Online grooming, alongside the battle against Child Sexual Abuse and Exploitation (CSAE), has become a critical concern within the EU’s digital safety agenda. As online platforms expand, they offer increased opportunities for perpetrators to exploit vulnerable users, particularly children. To tackle this issue, the CESAGRAM platform aims to monitor online content in public spaces by combining data gathering capabilities offered by modern Web and social media crawlers with a number of Artificial Intelligence (AI)-driven tools that analyze linguistic patterns, detect grooming activities, and provide early warnings of potential grooming incidents.
The core of CESAGRAM platform are the crawlers which are focusing on collecting data from social media platforms of end users’ interest such as Twitch, YouTube, as well as the entire Web. The crawlers capture both the textual online content and accompanying metadata, such as usernames, timestamps, and other contextual information, from publicly available accounts and/or relevant publicly accessible webpages. This approach ensures comprehensive tracking of potential grooming activities across platforms while strictly adhering to the applicable national, EU and international law, research ethics standards and data protection regulations, ensuring data minimization and proper pseudonymization as well as applying well-rounded privacy by design techniques, thus reducing any relevant risks associated with personal data handling.
One of the main AI-based linguistic analysis tools of CESAGRAM is Named Entity Recognition (NER).
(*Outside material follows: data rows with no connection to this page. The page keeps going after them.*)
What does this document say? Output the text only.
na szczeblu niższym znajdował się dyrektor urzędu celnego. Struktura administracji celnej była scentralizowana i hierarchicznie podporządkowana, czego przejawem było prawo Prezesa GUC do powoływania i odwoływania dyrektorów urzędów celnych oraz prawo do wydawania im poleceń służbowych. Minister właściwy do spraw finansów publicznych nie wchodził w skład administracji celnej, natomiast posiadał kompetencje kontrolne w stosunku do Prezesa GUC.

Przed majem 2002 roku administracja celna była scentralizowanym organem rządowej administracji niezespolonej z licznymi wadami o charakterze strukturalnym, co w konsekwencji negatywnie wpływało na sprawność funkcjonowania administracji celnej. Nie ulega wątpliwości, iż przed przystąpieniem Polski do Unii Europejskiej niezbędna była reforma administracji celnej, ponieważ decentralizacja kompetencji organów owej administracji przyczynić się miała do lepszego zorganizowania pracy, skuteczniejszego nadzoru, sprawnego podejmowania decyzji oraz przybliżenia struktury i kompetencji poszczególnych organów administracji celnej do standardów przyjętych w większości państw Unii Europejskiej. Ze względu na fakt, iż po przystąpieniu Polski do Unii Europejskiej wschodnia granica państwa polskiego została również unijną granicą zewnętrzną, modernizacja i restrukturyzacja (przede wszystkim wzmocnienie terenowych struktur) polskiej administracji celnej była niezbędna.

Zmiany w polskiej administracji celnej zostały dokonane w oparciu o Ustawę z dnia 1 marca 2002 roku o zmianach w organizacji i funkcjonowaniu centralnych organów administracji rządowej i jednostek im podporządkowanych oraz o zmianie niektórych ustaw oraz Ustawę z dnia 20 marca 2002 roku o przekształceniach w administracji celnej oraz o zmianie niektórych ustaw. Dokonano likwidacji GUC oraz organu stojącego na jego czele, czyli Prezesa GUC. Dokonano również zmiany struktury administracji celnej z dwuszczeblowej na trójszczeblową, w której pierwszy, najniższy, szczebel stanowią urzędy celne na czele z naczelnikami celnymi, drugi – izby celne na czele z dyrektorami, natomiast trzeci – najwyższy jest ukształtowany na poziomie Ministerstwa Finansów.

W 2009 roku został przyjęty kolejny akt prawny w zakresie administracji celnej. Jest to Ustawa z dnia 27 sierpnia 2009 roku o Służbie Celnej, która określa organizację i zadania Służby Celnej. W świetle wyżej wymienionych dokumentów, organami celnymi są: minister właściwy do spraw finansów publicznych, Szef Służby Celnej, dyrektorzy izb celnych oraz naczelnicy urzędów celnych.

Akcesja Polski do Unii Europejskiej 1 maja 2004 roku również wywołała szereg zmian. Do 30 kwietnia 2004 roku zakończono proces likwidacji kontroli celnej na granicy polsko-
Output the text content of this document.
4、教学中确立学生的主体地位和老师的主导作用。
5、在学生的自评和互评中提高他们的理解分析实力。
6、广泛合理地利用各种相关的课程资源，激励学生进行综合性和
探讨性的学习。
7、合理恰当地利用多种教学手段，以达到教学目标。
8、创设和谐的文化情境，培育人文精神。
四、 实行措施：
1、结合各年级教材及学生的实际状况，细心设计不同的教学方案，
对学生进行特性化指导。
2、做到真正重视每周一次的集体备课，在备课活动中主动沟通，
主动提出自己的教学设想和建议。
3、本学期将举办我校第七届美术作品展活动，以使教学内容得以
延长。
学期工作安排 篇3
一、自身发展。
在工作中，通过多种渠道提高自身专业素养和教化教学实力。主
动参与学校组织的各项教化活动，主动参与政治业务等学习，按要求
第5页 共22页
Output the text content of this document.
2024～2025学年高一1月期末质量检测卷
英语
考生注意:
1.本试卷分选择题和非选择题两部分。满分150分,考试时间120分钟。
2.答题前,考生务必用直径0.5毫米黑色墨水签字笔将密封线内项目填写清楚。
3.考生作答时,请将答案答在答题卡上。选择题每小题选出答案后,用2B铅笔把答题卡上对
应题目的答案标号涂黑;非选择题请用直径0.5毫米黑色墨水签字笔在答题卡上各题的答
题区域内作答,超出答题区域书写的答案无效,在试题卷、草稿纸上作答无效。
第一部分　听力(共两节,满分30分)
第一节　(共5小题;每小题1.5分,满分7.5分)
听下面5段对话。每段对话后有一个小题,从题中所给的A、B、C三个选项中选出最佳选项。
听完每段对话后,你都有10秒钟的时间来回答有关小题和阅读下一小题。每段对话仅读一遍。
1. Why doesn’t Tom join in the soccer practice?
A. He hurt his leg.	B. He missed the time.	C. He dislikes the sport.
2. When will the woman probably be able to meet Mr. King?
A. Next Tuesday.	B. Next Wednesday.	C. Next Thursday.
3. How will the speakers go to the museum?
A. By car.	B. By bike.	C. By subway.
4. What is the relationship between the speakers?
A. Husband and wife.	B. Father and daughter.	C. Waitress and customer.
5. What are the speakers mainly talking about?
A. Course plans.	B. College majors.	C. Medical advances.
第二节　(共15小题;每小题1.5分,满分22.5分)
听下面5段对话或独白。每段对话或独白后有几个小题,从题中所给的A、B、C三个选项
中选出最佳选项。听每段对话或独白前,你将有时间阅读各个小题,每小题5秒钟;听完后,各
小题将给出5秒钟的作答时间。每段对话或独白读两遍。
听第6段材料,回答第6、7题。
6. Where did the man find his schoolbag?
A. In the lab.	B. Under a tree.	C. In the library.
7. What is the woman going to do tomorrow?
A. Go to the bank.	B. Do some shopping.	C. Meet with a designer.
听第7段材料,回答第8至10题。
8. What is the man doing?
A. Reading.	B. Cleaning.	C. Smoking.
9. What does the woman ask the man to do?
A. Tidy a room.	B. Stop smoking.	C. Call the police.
This tool automatically identifies key entities within text (i.e. people, geolocations, corporations, groups etc.), that Law Enforcement Agencies (LEAs) can exploit by focusing on specific instances that may raise their attention in relation to potential grooming activities. For instance, repeated references to a specific location or putting pressure to transfer a conversation from a public forum to private online spaces (e.g., by suggesting private messaging apps), may indicate activities that require LEAs’ attention. Parallel to NER, CESAGRAM is capable of performing Sentiment and Emotion Analysis on online discussions from social media and Web forums. Sentiment analysis classifies messages as positive, negative, or neutral, based on their content, while emotion analysis complements this functionality by categorizing messages into one of the six basic human emotions: anger, fear, happiness, sadness, surprise, and disgust, highlighting emotional cues that could indicate danger. Identifying relevant sentiment and specific emotions early is critical because grooming activities, even at their early stages, often elicit strong emotional reactions, such as repeated expressions of fear or sadness from the victims or happiness and anger from the perpetrators’ viewpoint.
Furthermore, CESAGRAM is equipped with a Taxonomy Classification tool, where end users are provided with the opportunity to categorize messages into one of six predefined grooming-related categories (as identified in the existing literature): initiate contact, rapport building, risk assessment, sexualized content, enticements and control, and arrange in-person meeting. This classification not only categorizes the text into known grooming tactics making it easier for law enforcement to focus on high-risk content, but also enables the system to perform a Risk Assessment of user accounts involved in online discussions of interest, associating the user accounts with the corresponding risk level: low, moderate, or high. When the risk level of a user account escalates to moderate or high, the system automatically generates early warning notifications. This allows for timely action and ensures that high-risk interactions receive immediate attention. Finally, CESAGRAM includes an advanced Authorship Analysis module that is capable of identifying user accounts that are likely to be operated by the same physical entity (i.e., person). Offenders frequently create multiple profiles to either approach victims or avoid being detected by the authorities. By analyzing their writing style, language patterns, and other textual clues, the system can identify user accounts that are likely operated by the same individual. All the AI tools are integrated into the CESAGRAM platform, a user-friendly interface providing a comprehensive view of the collected data, together with insights from the various analysis components, accompanied by early warning alerts, and interactive visuals to increase user engagement. This enables the end users to effectively monitor online spaces and respond to grooming threats in real time, facilitating in that way the project’s ultimate goal: Provide a complete and effective solution to end users for accurately responding to any grooming incident online and to the scientific community for the future development of innovative responses in this field of research.